My current playlist;

My Shit Bang by E-40

Zipper by Jason Derulo

Gangsta Nation by Westside Connection

Hood Stomped Out by Clyde Carson

Walk it Out by Unk

Is That Your Chick by Memphis Bleek

What Means The World To You by Cam’ron

Get Your Walk On by Xzibit

I Think They Like Me by Dem Franchize Boyz

Grillz by Nelly

F Em All by ThisWae

A lottttttt of these songs bring me back to high school and college and of course ThisWae is my brother. This is legit one of my favorite tracks by him. And the video is dope af.

I don’t talk much about my before life but I grew up in a hood ass area. Graduated from a hood ass high school after being kicked out of my own high school. Can “childhood trouble makers” grow up to be decent adults and successful? ABSO-FUCKIN-LUTLY. Who you are in high school does NOT define you. I’ve seen a handful of the worst people I graduated with grow into business men, I’ve watched them find success, and be amazing fathers and husbands. And we ALL cheer each other on. It’s been years since we graduated but I’m still just as close to all of them, they all support me, lift me up and cheer me on when I need it.

It might also help to explain my ex husband was just as hood. I loved watching him c-walk. We were those annoying ass people who sat in a mall parking lot bumping rap with their car doors open just chillen. I met Wae through my ex husband, they rolled in the same circle. Wae himself has put him and his friends in fights and all kinds of crazy shit when we were kids. But ever since the first day I met Wae he had my back. When people at work were harassing and shit talking me, he stood up and told them to back off. It’s rare to find people like that, so when you do, you hold on to them tight. The love I have for him is absolutely endless.

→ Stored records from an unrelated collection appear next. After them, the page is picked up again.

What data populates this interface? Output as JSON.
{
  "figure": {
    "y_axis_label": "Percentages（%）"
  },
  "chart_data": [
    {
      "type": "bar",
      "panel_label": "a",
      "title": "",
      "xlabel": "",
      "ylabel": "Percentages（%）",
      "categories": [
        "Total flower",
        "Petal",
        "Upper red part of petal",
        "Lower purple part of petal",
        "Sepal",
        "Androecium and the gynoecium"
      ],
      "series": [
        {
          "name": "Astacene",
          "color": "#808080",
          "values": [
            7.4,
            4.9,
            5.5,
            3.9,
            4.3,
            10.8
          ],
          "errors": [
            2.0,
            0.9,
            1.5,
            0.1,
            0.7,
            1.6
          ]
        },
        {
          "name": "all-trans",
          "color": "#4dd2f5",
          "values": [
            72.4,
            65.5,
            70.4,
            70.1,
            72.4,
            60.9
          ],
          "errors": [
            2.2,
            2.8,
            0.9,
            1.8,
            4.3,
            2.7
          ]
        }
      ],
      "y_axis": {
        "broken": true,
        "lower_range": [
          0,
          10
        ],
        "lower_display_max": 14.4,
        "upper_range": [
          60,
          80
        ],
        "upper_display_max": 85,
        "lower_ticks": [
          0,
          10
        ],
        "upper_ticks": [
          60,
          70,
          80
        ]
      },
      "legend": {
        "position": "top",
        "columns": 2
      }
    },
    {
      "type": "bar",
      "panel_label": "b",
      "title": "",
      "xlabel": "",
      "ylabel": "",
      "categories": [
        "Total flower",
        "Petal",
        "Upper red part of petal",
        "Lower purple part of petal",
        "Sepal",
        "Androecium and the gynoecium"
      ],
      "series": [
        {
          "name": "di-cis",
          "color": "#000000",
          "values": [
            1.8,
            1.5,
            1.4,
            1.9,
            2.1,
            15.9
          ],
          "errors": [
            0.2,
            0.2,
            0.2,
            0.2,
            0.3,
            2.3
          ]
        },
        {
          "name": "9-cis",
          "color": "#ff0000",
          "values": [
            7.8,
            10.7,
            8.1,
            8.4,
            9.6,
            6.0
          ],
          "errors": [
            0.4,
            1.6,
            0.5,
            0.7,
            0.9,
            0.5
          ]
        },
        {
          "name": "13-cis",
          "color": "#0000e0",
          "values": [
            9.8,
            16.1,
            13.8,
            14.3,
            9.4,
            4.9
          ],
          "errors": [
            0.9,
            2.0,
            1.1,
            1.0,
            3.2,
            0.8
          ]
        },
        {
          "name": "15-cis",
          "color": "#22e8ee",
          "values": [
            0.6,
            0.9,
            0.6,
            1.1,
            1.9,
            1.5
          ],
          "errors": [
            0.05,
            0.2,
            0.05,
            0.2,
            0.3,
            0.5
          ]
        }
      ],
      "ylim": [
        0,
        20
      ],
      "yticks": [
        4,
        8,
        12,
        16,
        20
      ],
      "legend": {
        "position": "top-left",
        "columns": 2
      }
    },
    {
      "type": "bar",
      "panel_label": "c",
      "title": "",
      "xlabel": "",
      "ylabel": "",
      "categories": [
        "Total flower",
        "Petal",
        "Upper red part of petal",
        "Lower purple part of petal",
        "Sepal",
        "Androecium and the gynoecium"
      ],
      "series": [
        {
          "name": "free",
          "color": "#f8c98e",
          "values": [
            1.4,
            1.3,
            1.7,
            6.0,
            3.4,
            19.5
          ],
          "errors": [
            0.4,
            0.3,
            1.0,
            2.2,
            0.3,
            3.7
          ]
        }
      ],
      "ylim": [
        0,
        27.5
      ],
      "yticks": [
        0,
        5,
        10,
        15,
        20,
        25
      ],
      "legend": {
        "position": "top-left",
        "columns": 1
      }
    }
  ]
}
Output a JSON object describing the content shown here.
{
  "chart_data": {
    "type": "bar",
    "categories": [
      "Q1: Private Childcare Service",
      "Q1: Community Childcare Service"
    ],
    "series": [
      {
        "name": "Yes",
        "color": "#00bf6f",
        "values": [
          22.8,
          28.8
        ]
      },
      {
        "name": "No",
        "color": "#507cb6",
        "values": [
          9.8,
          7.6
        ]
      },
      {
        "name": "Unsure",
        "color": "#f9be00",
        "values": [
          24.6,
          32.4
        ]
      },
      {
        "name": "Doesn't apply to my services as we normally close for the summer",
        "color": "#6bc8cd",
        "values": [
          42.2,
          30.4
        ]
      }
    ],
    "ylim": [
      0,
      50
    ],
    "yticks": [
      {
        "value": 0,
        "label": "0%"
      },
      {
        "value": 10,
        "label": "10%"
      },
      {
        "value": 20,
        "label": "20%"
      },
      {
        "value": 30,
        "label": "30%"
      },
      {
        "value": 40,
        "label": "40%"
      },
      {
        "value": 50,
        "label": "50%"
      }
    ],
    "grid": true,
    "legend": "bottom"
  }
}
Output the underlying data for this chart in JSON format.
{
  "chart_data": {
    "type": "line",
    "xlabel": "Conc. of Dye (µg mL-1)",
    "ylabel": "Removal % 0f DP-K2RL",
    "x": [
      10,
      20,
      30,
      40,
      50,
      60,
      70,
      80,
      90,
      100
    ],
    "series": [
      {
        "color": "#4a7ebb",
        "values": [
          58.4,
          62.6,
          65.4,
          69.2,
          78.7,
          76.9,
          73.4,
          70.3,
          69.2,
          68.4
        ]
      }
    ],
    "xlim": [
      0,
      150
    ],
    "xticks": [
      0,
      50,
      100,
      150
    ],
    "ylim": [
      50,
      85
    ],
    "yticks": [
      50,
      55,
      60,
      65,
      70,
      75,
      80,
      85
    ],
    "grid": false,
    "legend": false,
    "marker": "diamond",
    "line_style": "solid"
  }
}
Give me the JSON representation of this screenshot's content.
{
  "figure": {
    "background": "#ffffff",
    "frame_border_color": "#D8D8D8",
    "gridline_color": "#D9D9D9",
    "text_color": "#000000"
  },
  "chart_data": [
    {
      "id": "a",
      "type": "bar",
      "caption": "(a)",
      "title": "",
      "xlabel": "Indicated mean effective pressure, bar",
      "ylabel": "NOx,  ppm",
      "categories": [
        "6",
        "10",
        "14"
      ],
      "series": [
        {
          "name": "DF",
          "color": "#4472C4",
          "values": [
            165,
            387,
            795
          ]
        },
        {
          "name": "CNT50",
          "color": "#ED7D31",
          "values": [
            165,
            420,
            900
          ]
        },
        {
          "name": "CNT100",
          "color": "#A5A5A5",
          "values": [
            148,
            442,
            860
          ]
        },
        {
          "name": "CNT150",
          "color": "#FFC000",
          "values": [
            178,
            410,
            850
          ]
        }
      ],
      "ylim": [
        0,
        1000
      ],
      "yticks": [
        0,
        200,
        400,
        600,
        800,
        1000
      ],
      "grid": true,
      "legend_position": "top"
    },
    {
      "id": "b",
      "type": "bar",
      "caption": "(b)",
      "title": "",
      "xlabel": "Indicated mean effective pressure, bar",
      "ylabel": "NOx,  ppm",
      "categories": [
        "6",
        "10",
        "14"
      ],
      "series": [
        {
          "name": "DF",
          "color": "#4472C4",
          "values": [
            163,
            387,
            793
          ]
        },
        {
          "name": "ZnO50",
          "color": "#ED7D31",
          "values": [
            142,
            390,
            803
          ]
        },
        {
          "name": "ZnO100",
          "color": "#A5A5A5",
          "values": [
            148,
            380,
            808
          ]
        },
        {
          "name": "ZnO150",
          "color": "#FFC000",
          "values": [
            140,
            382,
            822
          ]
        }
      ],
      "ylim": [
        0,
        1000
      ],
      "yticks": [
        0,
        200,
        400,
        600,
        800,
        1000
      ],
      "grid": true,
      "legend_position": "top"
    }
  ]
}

So rap and hip hop have been a huge part of my life. And I hate that the more I’m away from home, or people like me, the more I feel that part of myself fade away. It only comes back when people push me to my limit and I stop caring about what people think or say about me. Esp since I’m a really nice person and I really try to stay out of peoples way.

So this week, I’ll remember who I am. Where I came from. What I’ve accomplished and what I know I’m capable of.